Eulerian atmospheric models, such as the Community Multiscale Air Quality model (CMAQ), are used to estimate the atmospheric concentration of pollutants—such as PM2.5—as a series of three-dimensional, well-mixed cells. At each time step, the model simulates photochemical, meteorological, emissions and deposition processes that occur across the domain. Modeling the continental United States at a horizontal resolution of 36x36 kilometers with about 30 to 40 vertical layers results in a domain of nearly one million grid cells. The core gas-phase chemical mechanism employed in CMAQ models over 50 species and around 150 reactions; additional modules for aerosol and cloud chemistry processes add to this number significantly. In each cell, every environmental process needs to be calculated and recorded hourly, at substantial computational cost.
Sensitivity analysis of these models has long been limited to two forms: subtractive, or "brute force" methods, which calculate the finite difference between two runs; and response surface models (RSM), which build a regression model of a limited number of training runs in which output concentrations are sampled from a series of runs with perturbed inputs. Both of these methods require multiple model runs—on the order of one run per scenario—and thus are better suited to domain-wide variations in inputs (for example, a sector-wide increase in aviation activity). However, they are unable to offer detailed or ad-hoc analysis for changes within a domain, such as changes in emissions on an airport-by-airport basis.

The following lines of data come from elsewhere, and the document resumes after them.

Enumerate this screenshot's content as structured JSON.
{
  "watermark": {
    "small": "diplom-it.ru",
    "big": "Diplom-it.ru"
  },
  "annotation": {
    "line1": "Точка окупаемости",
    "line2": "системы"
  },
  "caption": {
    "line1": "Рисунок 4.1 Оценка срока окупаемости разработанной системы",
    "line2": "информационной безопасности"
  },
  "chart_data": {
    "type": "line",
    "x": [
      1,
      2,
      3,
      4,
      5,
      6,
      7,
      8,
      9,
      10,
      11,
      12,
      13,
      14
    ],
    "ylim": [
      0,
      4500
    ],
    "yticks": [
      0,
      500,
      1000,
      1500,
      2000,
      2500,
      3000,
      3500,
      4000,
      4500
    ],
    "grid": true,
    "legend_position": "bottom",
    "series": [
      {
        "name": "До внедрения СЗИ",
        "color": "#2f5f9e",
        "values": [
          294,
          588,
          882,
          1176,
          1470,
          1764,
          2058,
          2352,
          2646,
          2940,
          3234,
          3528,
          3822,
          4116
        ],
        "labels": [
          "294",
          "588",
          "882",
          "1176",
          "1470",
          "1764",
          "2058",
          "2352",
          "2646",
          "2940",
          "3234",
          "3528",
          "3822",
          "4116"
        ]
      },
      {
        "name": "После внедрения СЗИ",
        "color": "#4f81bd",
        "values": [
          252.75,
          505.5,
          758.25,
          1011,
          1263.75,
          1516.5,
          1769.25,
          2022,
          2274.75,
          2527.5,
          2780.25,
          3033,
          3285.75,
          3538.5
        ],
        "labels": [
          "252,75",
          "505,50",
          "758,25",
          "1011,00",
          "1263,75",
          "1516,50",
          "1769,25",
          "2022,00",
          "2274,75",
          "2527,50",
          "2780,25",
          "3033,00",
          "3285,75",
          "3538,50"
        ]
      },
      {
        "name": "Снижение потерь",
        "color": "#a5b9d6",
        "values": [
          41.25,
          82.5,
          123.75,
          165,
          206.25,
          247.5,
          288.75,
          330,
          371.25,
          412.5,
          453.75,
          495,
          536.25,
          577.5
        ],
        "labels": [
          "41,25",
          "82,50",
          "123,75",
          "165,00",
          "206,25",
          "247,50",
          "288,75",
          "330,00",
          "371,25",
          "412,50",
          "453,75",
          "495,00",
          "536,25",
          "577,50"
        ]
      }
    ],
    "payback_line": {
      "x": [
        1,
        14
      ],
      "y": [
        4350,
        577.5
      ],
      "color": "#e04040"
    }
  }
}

In order to calculate the sensitivity of PM2.5 concentrations to emissions from individual airports, we utilize the Decoupled Direct Method in three dimensions (DDM-3D), an advanced sensitivity analysis tool recently implemented in CMAQ (figure 1). DDM-3D allows calculation of sensitivity coefficients at each time step during the modeling process, eliminating the need for multiple model runs. However, while the output provides results for a variety of input perturbations in a single run, the processing time for each run is dramatically increased compared to model runs without the DDM-3D module.
While the DDM-3D algorithm is well suited for use on parallel-processor computing clusters, each additional sensitivity parameter—in our case, an emitted PM2.5 precursor species from an individual airport—causes a linear increase in processing time. Based on our initial benchmarking tests using local equipment, it would take nearly two million cpu-hours to conduct an experiment with a temporal domain of one year. The modeling process also generates an enormous amount of output data, requiring a great deal of storage and analysis capacity. We aim to compute sensitivity coefficients for each of 139 major airports in the U.S., due to six different precursor emissions that form PM2.5 in the atmosphere (figure 2).
Use of the XSEDE Stampede computing cluster allows us to calculate sensitivity coefficients for a greater number of individual airports over a longer period of modeled time than would be possible using only local resources at UNC. By using the high-performance Stampede computing cluster, we are able to dramatically increase the domain in our experiment and therefore allow for a much wider variety of aviation policy scenarios to be generated "on the fly" than would be possible using regression-based or subtractive sensitivity analysis methods. Our results will create a useful dataset for both policy makers and health impact researchers.